Les Sept de Chicago
Chicago, 1969. La convention des Démocrates à Chicago l’année précédente a été marquée par des heurts extrêmement violents entre manifestants antiguerre du Vietnam et forces de police. Pour répondre des blessés et déprédations, le nouveau président Nixon veut faire un exemple. Il exhorte son ministre de la Justice à faire condamner sept activistes, des meneurs du rassemblement de 1968, au motif fallacieux d’une pseudo‑conspiration. Pour faire bonne mesure, un huitième homme, Bobby Seale, l’un des cofondateurs du mouvement afro‑américain Black Panther, rejoint les accusés. Commence alors une des plus ahurissantes instances de l’histoire judiciaire américaine.
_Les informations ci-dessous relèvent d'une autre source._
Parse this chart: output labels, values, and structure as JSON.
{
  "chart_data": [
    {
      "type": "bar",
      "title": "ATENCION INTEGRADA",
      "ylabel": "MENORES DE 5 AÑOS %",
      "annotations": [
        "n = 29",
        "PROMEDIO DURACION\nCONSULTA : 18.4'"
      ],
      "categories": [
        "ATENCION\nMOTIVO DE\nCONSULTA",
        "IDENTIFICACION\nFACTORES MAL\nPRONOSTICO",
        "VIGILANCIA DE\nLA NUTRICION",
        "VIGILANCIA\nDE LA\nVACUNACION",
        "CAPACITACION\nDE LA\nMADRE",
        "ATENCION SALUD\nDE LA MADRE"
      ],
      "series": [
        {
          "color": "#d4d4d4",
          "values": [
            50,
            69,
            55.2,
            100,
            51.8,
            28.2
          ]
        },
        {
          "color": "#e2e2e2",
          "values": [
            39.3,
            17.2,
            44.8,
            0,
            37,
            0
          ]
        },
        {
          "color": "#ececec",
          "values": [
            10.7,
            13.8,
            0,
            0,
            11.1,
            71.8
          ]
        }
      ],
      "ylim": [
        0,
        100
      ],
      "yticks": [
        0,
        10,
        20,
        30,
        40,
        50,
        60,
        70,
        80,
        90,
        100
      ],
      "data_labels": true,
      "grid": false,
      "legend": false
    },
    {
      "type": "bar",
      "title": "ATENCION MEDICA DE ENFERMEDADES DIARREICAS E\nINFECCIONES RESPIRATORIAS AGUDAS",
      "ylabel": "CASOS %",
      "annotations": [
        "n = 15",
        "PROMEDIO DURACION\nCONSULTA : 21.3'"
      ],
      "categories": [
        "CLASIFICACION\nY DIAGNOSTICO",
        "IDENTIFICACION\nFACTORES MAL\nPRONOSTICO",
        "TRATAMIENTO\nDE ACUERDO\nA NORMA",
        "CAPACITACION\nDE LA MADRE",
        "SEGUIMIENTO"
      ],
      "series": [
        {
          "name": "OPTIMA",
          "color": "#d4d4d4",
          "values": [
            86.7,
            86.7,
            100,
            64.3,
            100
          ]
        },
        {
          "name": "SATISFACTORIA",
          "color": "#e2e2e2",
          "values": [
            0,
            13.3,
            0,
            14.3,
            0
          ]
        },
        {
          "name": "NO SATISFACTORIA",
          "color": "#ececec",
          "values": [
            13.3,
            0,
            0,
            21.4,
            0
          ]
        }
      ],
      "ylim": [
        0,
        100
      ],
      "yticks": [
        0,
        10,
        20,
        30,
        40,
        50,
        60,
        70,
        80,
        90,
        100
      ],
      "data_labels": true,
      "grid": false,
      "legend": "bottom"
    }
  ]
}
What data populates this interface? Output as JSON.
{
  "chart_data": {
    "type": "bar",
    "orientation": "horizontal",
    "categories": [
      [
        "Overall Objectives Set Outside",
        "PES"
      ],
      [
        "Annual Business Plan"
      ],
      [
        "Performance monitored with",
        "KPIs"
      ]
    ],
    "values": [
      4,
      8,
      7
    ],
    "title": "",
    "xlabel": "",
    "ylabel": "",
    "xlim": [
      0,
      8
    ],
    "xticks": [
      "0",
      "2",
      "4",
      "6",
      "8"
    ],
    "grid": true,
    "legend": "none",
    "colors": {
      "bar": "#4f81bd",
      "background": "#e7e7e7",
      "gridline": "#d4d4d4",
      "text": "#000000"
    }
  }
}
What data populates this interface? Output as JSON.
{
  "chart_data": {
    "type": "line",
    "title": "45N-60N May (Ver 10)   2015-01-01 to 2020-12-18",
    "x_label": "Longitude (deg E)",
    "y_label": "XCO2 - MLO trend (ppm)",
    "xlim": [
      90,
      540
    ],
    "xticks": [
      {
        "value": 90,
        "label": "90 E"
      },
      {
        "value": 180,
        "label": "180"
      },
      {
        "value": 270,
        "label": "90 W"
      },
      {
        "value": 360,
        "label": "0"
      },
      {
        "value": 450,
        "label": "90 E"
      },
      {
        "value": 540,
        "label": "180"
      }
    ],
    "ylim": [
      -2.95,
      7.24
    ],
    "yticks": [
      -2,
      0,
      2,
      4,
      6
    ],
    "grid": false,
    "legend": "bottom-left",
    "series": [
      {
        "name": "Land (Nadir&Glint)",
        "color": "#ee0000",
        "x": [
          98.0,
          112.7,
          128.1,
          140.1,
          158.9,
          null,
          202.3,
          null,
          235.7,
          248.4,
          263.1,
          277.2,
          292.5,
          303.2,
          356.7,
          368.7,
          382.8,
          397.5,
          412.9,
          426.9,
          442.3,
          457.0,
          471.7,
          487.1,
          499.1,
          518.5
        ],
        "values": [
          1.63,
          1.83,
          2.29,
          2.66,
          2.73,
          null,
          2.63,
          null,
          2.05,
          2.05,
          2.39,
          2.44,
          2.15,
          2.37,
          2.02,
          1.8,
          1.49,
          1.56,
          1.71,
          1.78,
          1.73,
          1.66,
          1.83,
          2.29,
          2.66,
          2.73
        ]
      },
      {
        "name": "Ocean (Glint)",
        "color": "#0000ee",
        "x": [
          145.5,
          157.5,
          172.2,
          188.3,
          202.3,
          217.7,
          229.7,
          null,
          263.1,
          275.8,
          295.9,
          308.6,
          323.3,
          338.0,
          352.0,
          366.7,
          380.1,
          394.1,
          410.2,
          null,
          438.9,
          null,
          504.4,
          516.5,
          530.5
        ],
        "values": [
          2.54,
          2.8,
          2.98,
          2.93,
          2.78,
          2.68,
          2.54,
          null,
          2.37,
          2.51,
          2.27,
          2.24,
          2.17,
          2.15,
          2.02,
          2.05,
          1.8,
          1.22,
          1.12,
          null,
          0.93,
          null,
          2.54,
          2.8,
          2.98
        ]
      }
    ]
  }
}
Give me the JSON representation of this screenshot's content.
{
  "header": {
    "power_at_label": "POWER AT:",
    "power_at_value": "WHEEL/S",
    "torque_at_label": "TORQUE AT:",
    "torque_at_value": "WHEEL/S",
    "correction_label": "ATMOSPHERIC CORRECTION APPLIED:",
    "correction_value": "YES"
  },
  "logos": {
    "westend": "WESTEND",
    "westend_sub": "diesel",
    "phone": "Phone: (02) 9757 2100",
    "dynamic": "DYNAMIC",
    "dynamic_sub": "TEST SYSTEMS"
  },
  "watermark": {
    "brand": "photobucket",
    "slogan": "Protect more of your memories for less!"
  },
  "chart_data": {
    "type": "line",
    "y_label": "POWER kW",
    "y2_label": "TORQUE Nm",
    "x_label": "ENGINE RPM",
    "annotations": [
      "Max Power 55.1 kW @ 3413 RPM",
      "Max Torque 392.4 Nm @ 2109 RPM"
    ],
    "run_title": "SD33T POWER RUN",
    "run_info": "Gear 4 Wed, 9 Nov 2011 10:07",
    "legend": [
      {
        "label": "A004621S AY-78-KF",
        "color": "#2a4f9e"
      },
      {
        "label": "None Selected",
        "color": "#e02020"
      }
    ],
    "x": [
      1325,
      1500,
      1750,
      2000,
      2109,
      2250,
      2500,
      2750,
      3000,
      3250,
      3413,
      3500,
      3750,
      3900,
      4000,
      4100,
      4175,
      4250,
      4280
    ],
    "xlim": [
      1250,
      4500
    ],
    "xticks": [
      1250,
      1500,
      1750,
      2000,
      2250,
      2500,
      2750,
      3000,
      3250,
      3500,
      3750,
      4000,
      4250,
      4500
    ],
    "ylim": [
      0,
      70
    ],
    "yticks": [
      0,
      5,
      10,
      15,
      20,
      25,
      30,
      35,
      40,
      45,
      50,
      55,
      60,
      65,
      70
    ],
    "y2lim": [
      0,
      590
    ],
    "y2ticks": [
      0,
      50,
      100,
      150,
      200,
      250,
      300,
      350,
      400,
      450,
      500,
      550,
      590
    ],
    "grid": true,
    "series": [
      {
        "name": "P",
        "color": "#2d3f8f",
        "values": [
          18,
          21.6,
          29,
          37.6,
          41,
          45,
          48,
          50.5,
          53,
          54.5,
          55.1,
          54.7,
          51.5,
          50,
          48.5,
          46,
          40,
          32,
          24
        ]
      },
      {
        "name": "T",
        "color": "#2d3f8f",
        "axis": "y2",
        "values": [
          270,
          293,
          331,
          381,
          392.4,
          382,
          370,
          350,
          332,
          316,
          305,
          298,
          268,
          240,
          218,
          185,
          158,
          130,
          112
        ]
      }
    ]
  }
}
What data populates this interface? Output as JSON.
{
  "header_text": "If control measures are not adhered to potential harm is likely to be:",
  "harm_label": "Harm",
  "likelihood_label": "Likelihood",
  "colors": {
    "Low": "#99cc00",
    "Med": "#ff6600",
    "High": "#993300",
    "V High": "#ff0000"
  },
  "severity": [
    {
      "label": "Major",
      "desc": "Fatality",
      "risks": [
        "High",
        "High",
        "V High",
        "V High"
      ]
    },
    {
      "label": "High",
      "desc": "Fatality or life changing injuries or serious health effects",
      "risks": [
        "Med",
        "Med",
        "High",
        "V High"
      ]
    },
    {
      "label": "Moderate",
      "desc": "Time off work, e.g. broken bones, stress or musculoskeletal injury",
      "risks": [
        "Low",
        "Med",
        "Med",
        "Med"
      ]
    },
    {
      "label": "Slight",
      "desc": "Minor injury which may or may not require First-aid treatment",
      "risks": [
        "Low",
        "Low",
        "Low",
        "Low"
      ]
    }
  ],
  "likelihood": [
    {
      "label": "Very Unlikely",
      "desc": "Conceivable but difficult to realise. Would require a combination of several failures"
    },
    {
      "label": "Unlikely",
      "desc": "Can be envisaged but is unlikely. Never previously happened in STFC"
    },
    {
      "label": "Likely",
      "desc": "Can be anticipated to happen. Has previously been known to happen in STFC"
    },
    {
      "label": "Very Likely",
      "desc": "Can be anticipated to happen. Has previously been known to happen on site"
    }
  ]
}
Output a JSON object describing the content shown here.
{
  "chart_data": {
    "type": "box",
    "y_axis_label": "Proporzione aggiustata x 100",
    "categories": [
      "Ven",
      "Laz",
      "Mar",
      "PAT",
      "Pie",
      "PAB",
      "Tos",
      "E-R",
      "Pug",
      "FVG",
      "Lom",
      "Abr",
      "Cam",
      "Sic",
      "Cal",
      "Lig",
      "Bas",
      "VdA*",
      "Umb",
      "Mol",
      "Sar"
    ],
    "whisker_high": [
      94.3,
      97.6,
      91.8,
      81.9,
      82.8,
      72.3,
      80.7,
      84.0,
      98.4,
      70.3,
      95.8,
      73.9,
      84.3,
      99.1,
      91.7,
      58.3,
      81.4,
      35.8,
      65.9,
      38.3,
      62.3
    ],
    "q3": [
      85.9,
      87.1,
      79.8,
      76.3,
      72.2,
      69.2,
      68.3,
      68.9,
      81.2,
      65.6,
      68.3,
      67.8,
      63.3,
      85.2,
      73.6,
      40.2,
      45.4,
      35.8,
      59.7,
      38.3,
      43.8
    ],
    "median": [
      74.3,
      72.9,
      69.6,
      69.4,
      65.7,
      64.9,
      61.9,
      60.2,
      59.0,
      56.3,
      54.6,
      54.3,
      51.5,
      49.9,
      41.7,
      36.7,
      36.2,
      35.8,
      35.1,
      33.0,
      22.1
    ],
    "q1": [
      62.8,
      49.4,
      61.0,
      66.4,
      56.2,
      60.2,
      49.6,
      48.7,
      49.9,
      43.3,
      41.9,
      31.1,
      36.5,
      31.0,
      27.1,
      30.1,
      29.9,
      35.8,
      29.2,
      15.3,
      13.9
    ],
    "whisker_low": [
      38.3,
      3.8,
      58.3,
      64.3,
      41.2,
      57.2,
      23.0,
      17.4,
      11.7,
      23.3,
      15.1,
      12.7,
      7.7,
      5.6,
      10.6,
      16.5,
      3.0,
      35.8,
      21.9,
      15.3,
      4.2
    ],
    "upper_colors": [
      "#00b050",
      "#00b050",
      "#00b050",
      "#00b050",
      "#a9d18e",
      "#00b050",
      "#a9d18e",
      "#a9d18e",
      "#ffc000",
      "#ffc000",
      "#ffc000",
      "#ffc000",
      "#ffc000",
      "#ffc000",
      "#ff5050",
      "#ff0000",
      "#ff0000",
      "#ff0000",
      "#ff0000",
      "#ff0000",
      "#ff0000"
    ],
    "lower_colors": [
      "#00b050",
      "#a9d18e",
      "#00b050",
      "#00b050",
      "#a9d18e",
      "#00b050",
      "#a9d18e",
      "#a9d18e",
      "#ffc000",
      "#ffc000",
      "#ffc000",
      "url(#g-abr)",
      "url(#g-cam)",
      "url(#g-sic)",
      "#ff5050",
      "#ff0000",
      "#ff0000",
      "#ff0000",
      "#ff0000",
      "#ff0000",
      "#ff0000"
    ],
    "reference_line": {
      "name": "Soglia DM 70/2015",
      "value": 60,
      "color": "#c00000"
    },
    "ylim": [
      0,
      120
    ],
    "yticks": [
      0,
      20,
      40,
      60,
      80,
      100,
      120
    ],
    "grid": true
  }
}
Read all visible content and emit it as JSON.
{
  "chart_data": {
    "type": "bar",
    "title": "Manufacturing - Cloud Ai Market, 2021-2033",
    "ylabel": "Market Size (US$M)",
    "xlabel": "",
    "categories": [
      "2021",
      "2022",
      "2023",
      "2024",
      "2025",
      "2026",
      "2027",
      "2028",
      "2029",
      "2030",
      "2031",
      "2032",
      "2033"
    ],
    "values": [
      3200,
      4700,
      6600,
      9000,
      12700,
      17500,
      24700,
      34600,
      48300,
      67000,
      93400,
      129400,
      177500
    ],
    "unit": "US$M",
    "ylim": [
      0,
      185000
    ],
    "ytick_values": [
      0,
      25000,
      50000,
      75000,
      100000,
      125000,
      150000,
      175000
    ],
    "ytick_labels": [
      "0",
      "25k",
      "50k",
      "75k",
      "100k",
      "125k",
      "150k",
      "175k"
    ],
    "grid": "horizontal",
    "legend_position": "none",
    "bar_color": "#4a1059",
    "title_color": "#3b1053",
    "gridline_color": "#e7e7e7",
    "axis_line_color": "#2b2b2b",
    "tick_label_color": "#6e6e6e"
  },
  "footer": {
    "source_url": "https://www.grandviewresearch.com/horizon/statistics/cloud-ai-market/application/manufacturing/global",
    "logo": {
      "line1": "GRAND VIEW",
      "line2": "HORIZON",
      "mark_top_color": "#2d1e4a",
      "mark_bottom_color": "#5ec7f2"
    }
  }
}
Après Le grand jeu, le célèbre scénariste Aaron Sorkin (À la Maison‑Blanche, The Social Network, Steve Jobs) repasse derrière la caméra pour livrer son second film : Les sept de Chicago. Si cette scandaleuse affaire de procès politique est bien connue aux États‑Unis, il n’en va pas de même chez nous. Citons en guise d’apéritif un juge partial à la limite de la sénilité, le tabassage d’un mis en examen trop insolent, l’absence d’avocats pour certains prévenus ou encore les preuves éclatantes laissées de côté… Aaron Sorkin doit donc ouvrir son film avec une lourde triple tâche, à la fois dépeindre rapidement le contexte de la fin des années 60, exposer ses protagonistes, accusateurs et accusés, ainsi que les forces qu’ils représentent (l’opposition à la guerre du Vietnam, les Black Panthers, le nouveau gouvernement Nixon).
Il faut constater que le réalisateur ne s’en sort pas très bien initialement. Les premières minutes, bien que très rythmées en termes de montage, s’avèrent hélas assez brouillonnes. Mais, et c’est heureux, elles restent intelligibles. Car Sorkin, scénariste vétéran, va beaucoup mieux s’en tirer par la suite. Contrairement à ce qu’on pourrait craindre, Les Sept de Chicago n’est pas qu’un film de prétoire avec des champs/contrechamps mécaniques. Souvent, le réalisateur tente des incursions à l’extérieur et dépeint certains événements grâce à d’habiles flashbacks, parfois des petits coups de théâtre qui offrent une belle relance à l’histoire. Le montage énergique du film, loin de donner dans d'interminables couloirs, donne un élan constamment renouvelé à l'intrigue.
Mais la véritable force du récit tient surtout à son incroyable casting mené de main de maître par Eddie Redmayne (Les animaux fantastiques), Sacha Baron Cohen (Borat, The Dictator), Jeremy Strong (Succession) et Joseph Gordon‑Levitt (Don Jon, Inception). Sans parler des très intenses guests interprétés par Frank Langella et Michael Keaton. On est particulièrement frappé par l’humanité du jeu d’Eddie Redmayne, l’aisance de Sacha Baron Cohen à basculer de l’insolence à la tragédie. Ou encore par la création étonnante de Jeremy Strong, qui campe ici avec conviction un personnage antithèse du requin qu’il incarne dans Succession.
Au‑delà de ces premiers violons, l’écriture et la mise en scène d’Aaron Sorkin s’avèrent habiles à présenter et faire vivre ces personnages, tous hors du commun, à travers leurs réactions et leurs interactions. On regrette simplement que le temps manque un peu au réalisateur pour s’attarder sur un passionnant comparse secondaire. Le procureur Richard Schultz interprété par de Joseph Gordon‑Levitt, homme coincé entre son ambition, sa rectitude morale et un changement d’époque qu’il ne comprend pas totalement, aurait mérité plus de temps d’écran.
S’il ne révolutionne pas film de prétoire, Les Sept de Chicago a deux grands mérites. Celui de souligner avec une belle pertinence l’actualité toujours pendante des idéaux de ses protagonistes ainsi que de rappeler les questions, elles aussi très contemporaines, qu’ils posent à toute démocratie. À voir.